Names <- data.frame(A = LETTERS[1:6], B = c("Stan", "Mary", "Mari", "Alex", "Alexa", "Bob"))
nr <- nrow(Names)
for(i in 1:(nr-1)) {
eq <- adist(Names[i,2],Names[i+1,2], counts=TRUE)
dim(eq)
if(eq < 3L & eq > 0L) {
cat(sprintf(" %d %s %s \n",eq,Names[i,2],Names[i+1,2]))
}
}
#> 1 Mary Mari
#> 1 Alex Alexa
Created on 2020-04-23 by the reprex package (v0.3.0)
ROBV
April 23, 2020, 5:33pm
3
Indeed these brackets make it work, good to know, thanks
ROBV
April 24, 2020, 1:45pm
4
The exact copy indeed works, but as soon I add something to the script it fails again, see example:
j <- 1L
> nr <- nrow(names)
>
> for(i in 1:(nr-1))
+ {
+ eq <- adist(names[i,2],names[i+1,2], counts=TRUE)
+ dim(eq)
+ if(eq<3L & eq>0L)
+ {
+ cat(sprintf(" %3d %20s %20s/n",j,names[i,2], names[i+1,2]))
+ j <- j+1
+ }
+ }
Error in if (eq < 3L & eq > 0L) { : missing value where TRUE/FALSE needed
FJCC
April 24, 2020, 2:38pm
5
I copied your code and ran it without a problem (after I removed the + and > symbols inserted by the console, of course).

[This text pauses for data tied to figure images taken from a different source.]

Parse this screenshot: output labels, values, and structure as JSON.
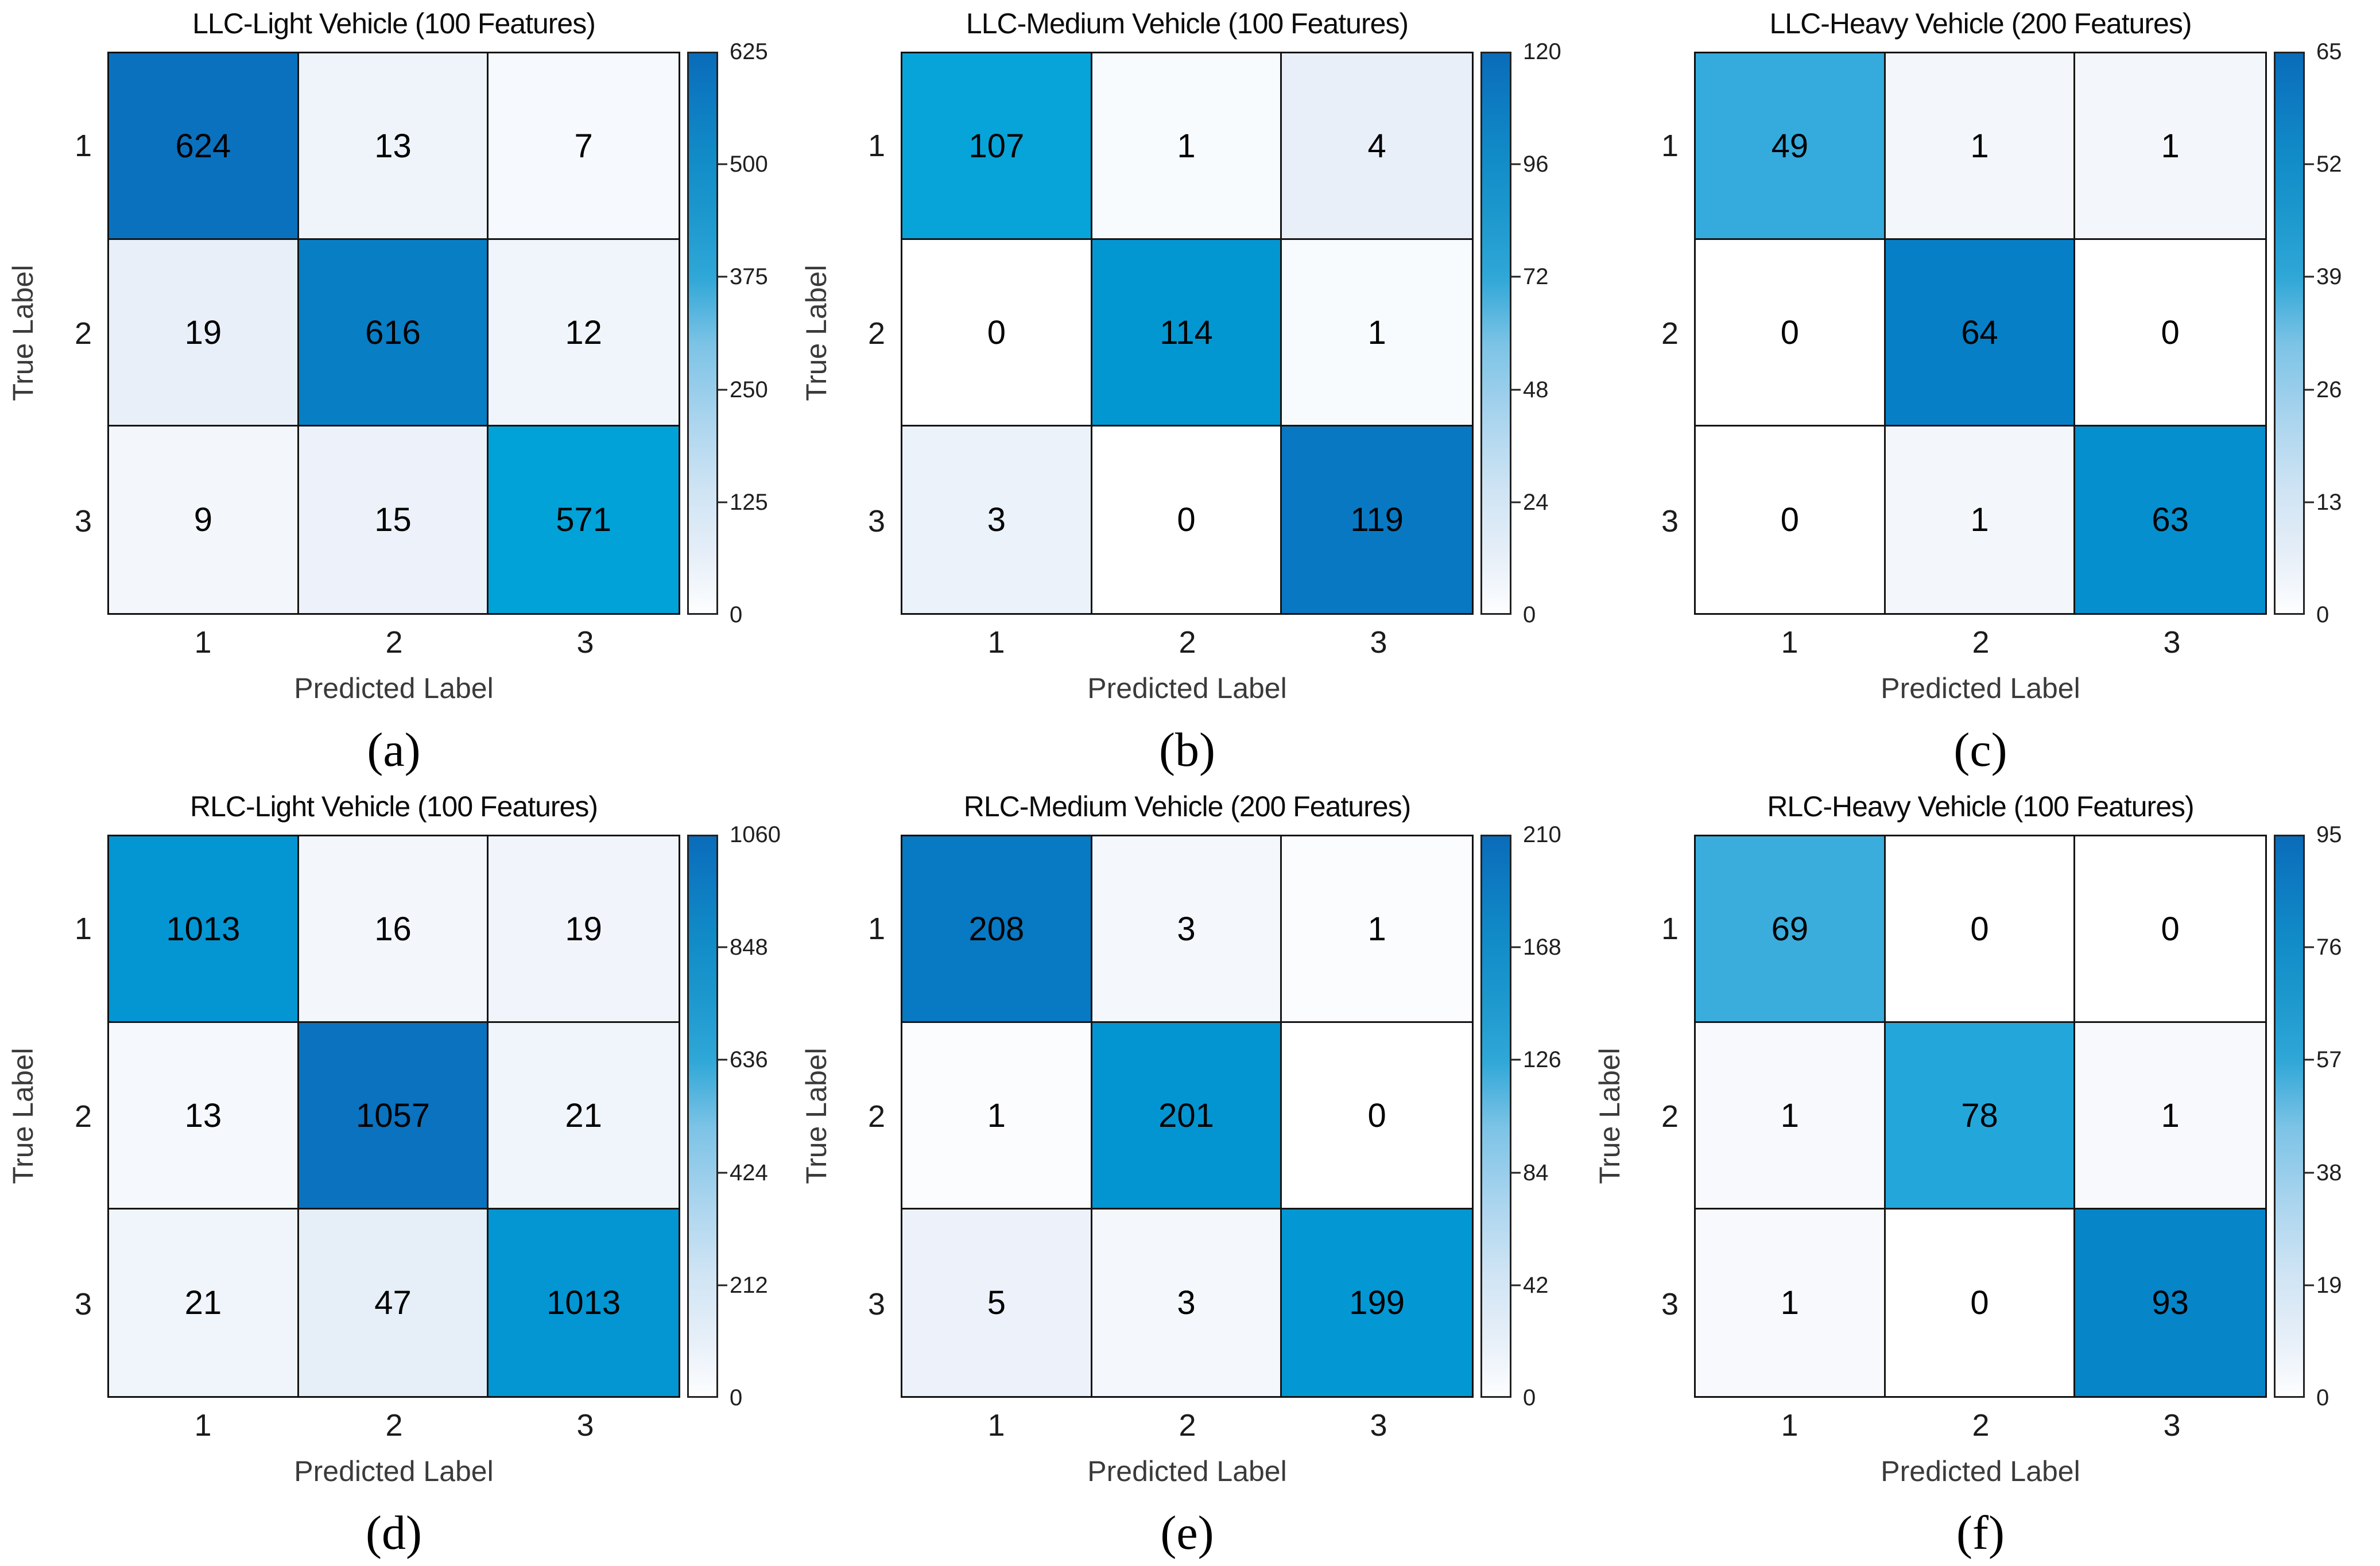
{
  "figure": {
    "background": "#ffffff",
    "grid_layout": "2 rows x 3 columns",
    "accent_colors": {
      "heatmap_max_blue": "#0a6fbe",
      "heatmap_cyan": "#00a3d9",
      "heatmap_min": "#ffffff",
      "axis_label_gray": "#3a3a3a",
      "tick_text": "#1b1b1b"
    }
  },
  "colormap": {
    "cell_stops": [
      [
        0.0,
        "#ffffff"
      ],
      [
        0.015,
        "#f3f7fc"
      ],
      [
        0.03,
        "#e9eff8"
      ],
      [
        0.08,
        "#dfeaf6"
      ],
      [
        0.18,
        "#cbe0f2"
      ],
      [
        0.32,
        "#a8cfeb"
      ],
      [
        0.5,
        "#78bee4"
      ],
      [
        0.68,
        "#46b0de"
      ],
      [
        0.82,
        "#23a7da"
      ],
      [
        0.91,
        "#00a3d9"
      ],
      [
        0.965,
        "#0493d0"
      ],
      [
        1.0,
        "#0a6fbe"
      ]
    ],
    "colorbar_stops": [
      [
        0.0,
        "#fdfeff"
      ],
      [
        0.1,
        "#e7eff8"
      ],
      [
        0.22,
        "#cfe4f4"
      ],
      [
        0.35,
        "#a9d4ee"
      ],
      [
        0.48,
        "#7cc3e6"
      ],
      [
        0.6,
        "#2fa7d7"
      ],
      [
        0.72,
        "#1b97cd"
      ],
      [
        0.82,
        "#118bc7"
      ],
      [
        0.92,
        "#0d7ac1"
      ],
      [
        1.0,
        "#0a6cba"
      ]
    ]
  },
  "chart_data": [
    {
      "type": "heatmap",
      "panel": "a",
      "caption": "(a)",
      "title": "LLC-Light Vehicle (100 Features)",
      "xlabel": "Predicted Label",
      "ylabel": "True Label",
      "x_tick_labels": [
        "1",
        "2",
        "3"
      ],
      "y_tick_labels": [
        "1",
        "2",
        "3"
      ],
      "matrix": [
        [
          624,
          13,
          7
        ],
        [
          19,
          616,
          12
        ],
        [
          9,
          15,
          571
        ]
      ],
      "colorbar_max": 625,
      "colorbar_ticks": [
        0,
        125,
        250,
        375,
        500,
        625
      ]
    },
    {
      "type": "heatmap",
      "panel": "b",
      "caption": "(b)",
      "title": "LLC-Medium Vehicle (100 Features)",
      "xlabel": "Predicted Label",
      "ylabel": "True Label",
      "x_tick_labels": [
        "1",
        "2",
        "3"
      ],
      "y_tick_labels": [
        "1",
        "2",
        "3"
      ],
      "matrix": [
        [
          107,
          1,
          4
        ],
        [
          0,
          114,
          1
        ],
        [
          3,
          0,
          119
        ]
      ],
      "colorbar_max": 120,
      "colorbar_ticks": [
        0,
        24,
        48,
        72,
        96,
        120
      ]
    },
    {
      "type": "heatmap",
      "panel": "c",
      "caption": "(c)",
      "title": "LLC-Heavy Vehicle (200 Features)",
      "xlabel": "Predicted Label",
      "ylabel": "",
      "x_tick_labels": [
        "1",
        "2",
        "3"
      ],
      "y_tick_labels": [
        "1",
        "2",
        "3"
      ],
      "matrix": [
        [
          49,
          1,
          1
        ],
        [
          0,
          64,
          0
        ],
        [
          0,
          1,
          63
        ]
      ],
      "colorbar_max": 65,
      "colorbar_ticks": [
        0,
        13,
        26,
        39,
        52,
        65
      ]
    },
    {
      "type": "heatmap",
      "panel": "d",
      "caption": "(d)",
      "title": "RLC-Light Vehicle (100 Features)",
      "xlabel": "Predicted Label",
      "ylabel": "True Label",
      "x_tick_labels": [
        "1",
        "2",
        "3"
      ],
      "y_tick_labels": [
        "1",
        "2",
        "3"
      ],
      "matrix": [
        [
          1013,
          16,
          19
        ],
        [
          13,
          1057,
          21
        ],
        [
          21,
          47,
          1013
        ]
      ],
      "colorbar_max": 1060,
      "colorbar_ticks": [
        0,
        212,
        424,
        636,
        848,
        1060
      ]
    },
    {
      "type": "heatmap",
      "panel": "e",
      "caption": "(e)",
      "title": "RLC-Medium Vehicle (200 Features)",
      "xlabel": "Predicted Label",
      "ylabel": "True Label",
      "x_tick_labels": [
        "1",
        "2",
        "3"
      ],
      "y_tick_labels": [
        "1",
        "2",
        "3"
      ],
      "matrix": [
        [
          208,
          3,
          1
        ],
        [
          1,
          201,
          0
        ],
        [
          5,
          3,
          199
        ]
      ],
      "colorbar_max": 210,
      "colorbar_ticks": [
        0,
        42,
        84,
        126,
        168,
        210
      ]
    },
    {
      "type": "heatmap",
      "panel": "f",
      "caption": "(f)",
      "title": "RLC-Heavy Vehicle (100 Features)",
      "xlabel": "Predicted Label",
      "ylabel": "True Label",
      "x_tick_labels": [
        "1",
        "2",
        "3"
      ],
      "y_tick_labels": [
        "1",
        "2",
        "3"
      ],
      "matrix": [
        [
          69,
          0,
          0
        ],
        [
          1,
          78,
          1
        ],
        [
          1,
          0,
          93
        ]
      ],
      "colorbar_max": 95,
      "colorbar_ticks": [
        0,
        19,
        38,
        57,
        76,
        95
      ]
    }
  ]
}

names <- data.frame(A = LETTERS[1:6], B = c("Stan", "Mary", "Mari", "Alex", "Alexa", "Bob"))
j <- 1L
nr <- nrow(names)
for(i in 1:(nr-1))
{
eq <- adist(names[i,2],names[i+1,2], counts=TRUE)
dim(eq)
if(eq<3L & eq>0L)
{
cat(sprintf(" %3d %20s %20s/n",j,names[i,2], names[i+1,2]))
j <- j+1
}
}
#> 1 Mary Mari/n 2 Alex Alexa/n
Created on 2020-04-24 by the reprex package (v0.3.0)
offering a way to do the same analysis that doesnt require loop management
library(tidyverse)
names <- data.frame(
A = LETTERS[1:6],
B = c("Stan", "Mary", "Mari", "Alex", "Alexa", "Bob"), stringsAsFactors = FALSE
)
n1 <- mutate(names,
C = lead(B)
)
n2 <- rowwise(n1) %>%
mutate(adist = adist(B, C, counts = TRUE)) %>%
filter(between(adist, 0, 3))
# > n2
# Source: local data frame [2 x 4]
# Groups: <by row>
#
# # A tibble: 2 x 4
# A B C adist
# <chr> <chr> <chr> <dbl>
# B Mary Mari 1
# D Alex Alexa 1
system
Closed
May 15, 2020, 3:27pm
7
This topic was automatically closed 21 days after the last reply. New replies are no longer allowed.